We mapped the existing landscape of patient-facing healthcare tools in Austria against key capability dimensions: prescription management, document access, data control transparency, and appointment coordination. Most tools addressed one or two of these - the official ELGA portal covers document access but not prescription status; pharmacy apps handle pickup but not history or data visibility. MedPass was positioned as the first layer that cuts across all four dimensions for the patient, without replacing the clinical systems that healthcare providers already use.

MedPass market analysis comparing existing Austrian healthcare tools across prescription, document, data control, and appointment dimensions.
Competitive landscape - existing tools cover partial needs, MedPass spans all four patient-facing dimensions.

Service blueprint

The service blueprint maps the full prescription journey - from a doctor issuing an e-prescription through the patient receiving a notification, locating a nearby pharmacy, picking up the medication, and viewing the completed record in their history. It traces actions across the patient, the MedPass app layer, backend systems (ELGA, pharmacy network), and supporting actors (GP, pharmacist). The blueprint was critical for identifying exactly where the current system fails: the patient has no confirmed visibility between prescription issuance and pharmacy pickup, and no log of who accessed what.

Full MedPass service blueprint mapping prescription journey across patient actions, app layer, ELGA backend, and pharmacy network.
Service blueprint - surfaces the gap between prescription issuance and patient visibility.

Information architecture

The information architecture organises MedPass around four primary destinations: Home (overview and notifications), Prescriptions (active, pending, completed), Documents (health records, lab results, discharge papers), and Processes (data access log, access control settings). Navigation is flat - no nested menu hierarchies - because the target users include elderly and lower-digital-literacy patients who need direct, predictable access to each section. The IA also defines where emergency document sharing and quick pharmacy location fit within the flow, without requiring users to navigate away from their current context.

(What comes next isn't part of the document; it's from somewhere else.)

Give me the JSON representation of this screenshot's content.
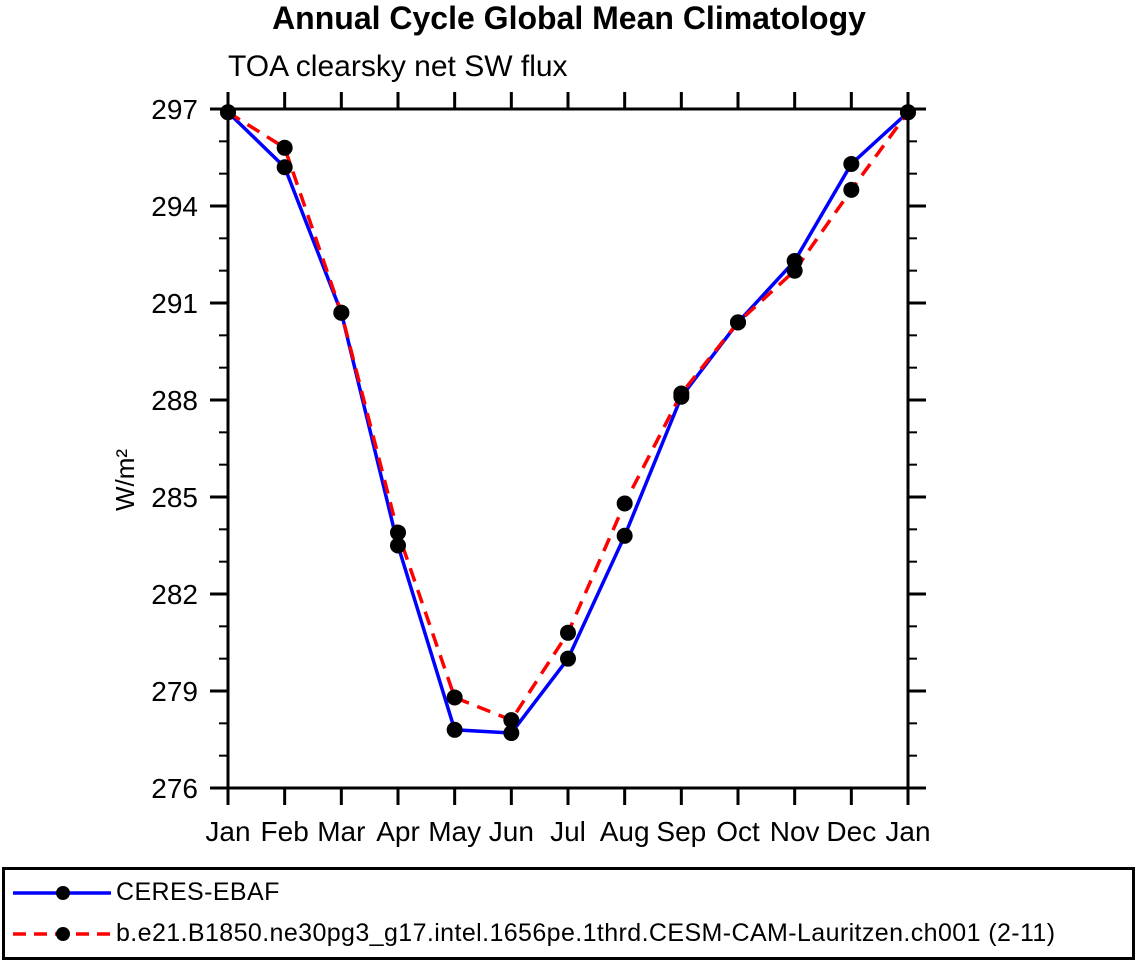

MedPass information architecture sitemap showing four primary destinations: Home, Prescriptions, Documents, Processes - with flat navigation structure.
Flat IA structure - four primary sections, no buried navigation, designed for low-friction access.

Lean canvas

The business framing of MedPass - validated as part of the interdisciplinary module - positioned it as a patient-side companion layer to Austria's existing healthcare infrastructure, rather than a competing clinical system. The lean canvas identified the customer segment (Austrian patients using ELGA), the core value proposition (unified view of prescriptions, documents, and data access in one app), key partnerships (ELGA API, pharmacy networks, ID Austria authentication), and revenue model (government procurement / integration licensing, not a consumer subscription).

MedPass lean canvas covering problem, solution, unique value proposition, customer segment, revenue streams, and key partnerships.
Lean canvas - government-side procurement model, not a consumer subscription.